To fix this issue, we need to also update the gitlink record to request the current commit from the repository: git submodule update --remote. If you then use git diff, you will see that the reference has been updated:

1> git diff
2
3diff --git a/my-submodule b/my-submodule
4index c931a7b..8fecc5d 160000
5--- a/my-submodule
6+++ b/my-submodule
7@@ -1 +1 @@
8-Subproject commit c931a7bbe7df798d559e172bcf7c80a086c82f1d
9+Subproject commit 8fecc5d2bf22e5223260647f8468ca222e691671

Now that the submodule is able to resolve the gitlink, it’s also possible to cd to the current directory and use git checkout to change to a different commit or branch. This allows you to update the gitlink to point to a different commit or branch.

As you can see, it’s not too difficult to deal with submodules that have been updated to use LFS. The key is to remember to update the gitlink so it points to a valid commit in the repository.

The recursive history

There’s one last thing to understand. Because submodule references include both a pointer to the repository and to the commit, the Git history will show each time those references have changed. While those references may be valid at the time they were created, you will notice that none of the commands we used altered the history of those various references over time. Instead, we’ve only create new commits that updated the repository to point to the latest versions. The original history – what the references pointed to at that moment in time – remain intact.

While it is possible to rewrite the history, you can see that it would require iterating through the entire repository, updating both the .gitmodules and the gitlink to point to the new repository and commit at each point in time. This would, of course, also change the commit IDs throughout the repository. This is a non-trivial task and is not something that Git can do natively, but it could be scripted.

In general, I would recommend against rewriting the history in this way.
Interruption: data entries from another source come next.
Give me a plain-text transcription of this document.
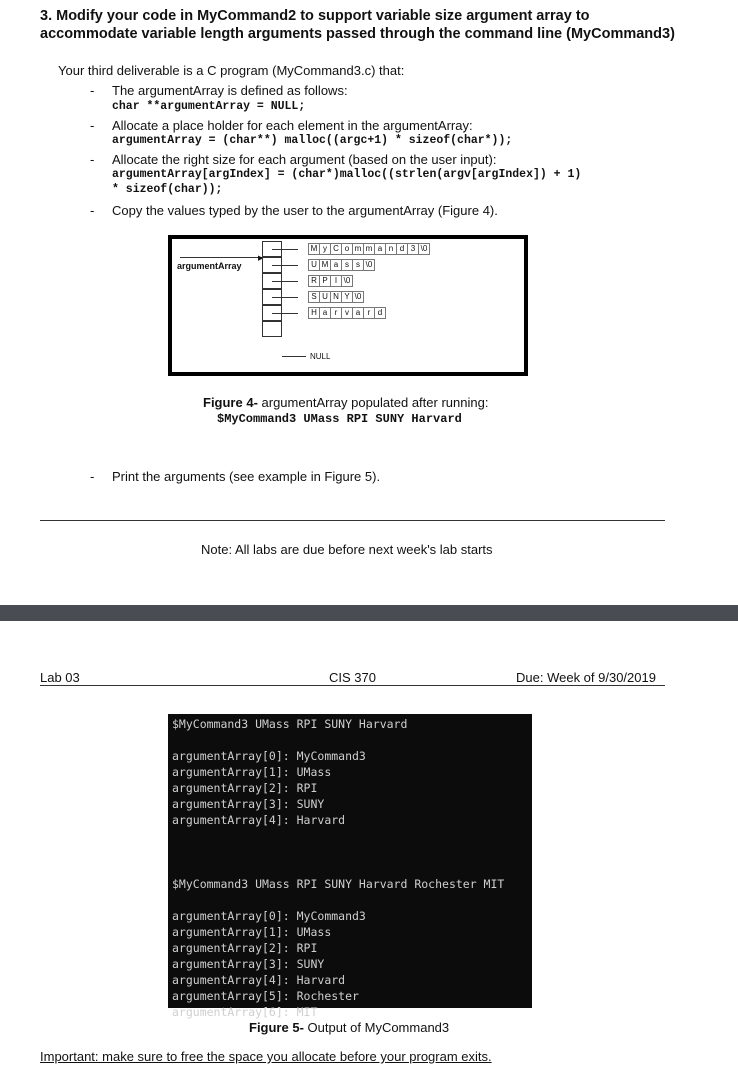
3. Modify your code in MyCommand2 to support variable size argument array to
accommodate variable length arguments passed through the command line (MyCommand3)
Your third deliverable is a C program (MyCommand3.c) that:
- The argumentArray is defined as follows:
char **argumentArray = NULL;
- Allocate a place holder for each element in the argumentArray:
argumentArray = (char**) malloc((argc+1) * sizeof(char*));
- Allocate the right size for each argument (based on the user input):
argumentArray[argIndex] = (char*)malloc((strlen(argv[argIndex]) + 1)
* sizeof(char));
- Copy the values typed by the user to the argumentArray (Figure 4).
argumentArray
▶
M y C o m m a n d 3 \0
U M a s s \0
R P I \0
S U N Y \0
H a r v a r d
NULL
Figure 4- argumentArray populated after running:
$MyCommand3 UMass RPI SUNY Harvard
- Print the arguments (see example in Figure 5).
Note: All labs are due before next week's lab starts
Lab 03	CIS 370	Due: Week of 9/30/2019
$MyCommand3 UMass RPI SUNY Harvard

argumentArray[0]: MyCommand3
argumentArray[1]: UMass
argumentArray[2]: RPI
argumentArray[3]: SUNY
argumentArray[4]: Harvard
$MyCommand3 UMass RPI SUNY Harvard Rochester MIT

argumentArray[0]: MyCommand3
argumentArray[1]: UMass
argumentArray[2]: RPI
argumentArray[3]: SUNY
argumentArray[4]: Harvard
argumentArray[5]: Rochester
argumentArray[6]: MIT
Figure 5- Output of MyCommand3
Important: make sure to free the space you allocate before your program exits.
Instead, consider selectively branching and updating the references. If you find a need to rebuild a certain version of the code, update the references on that branch so that it now points to the correct repository and commit. From there, you can continue with your normal build process. This leaves the original history intact while still providing the option to update the references as needed.

Know your alternatives

You can see that there’s a lot to consider if you’re migrating a repository with submodules. If you’re not using submodules today, I’d recommend instead considering whether package management solutions would provide the features in a more manageable way. For example, it’s often easier to reference an NPM package than it is to create a submodule and link to the code. It can make the code more portable and easier to migrate if future demands require it. If you are using submodules, then moving to packages may also be an alternative to migrating the submodules. Some languages – C/C++ in particular – are still relatively new to the package management experience, so submodules may still be the right choice. For most other languages, however, packages are usually the better long term investment.

Now that you know a bit more about how it works under the covers, I hope you’ll find it easier to manage and migrate your submodules. Happy DevOp’ing!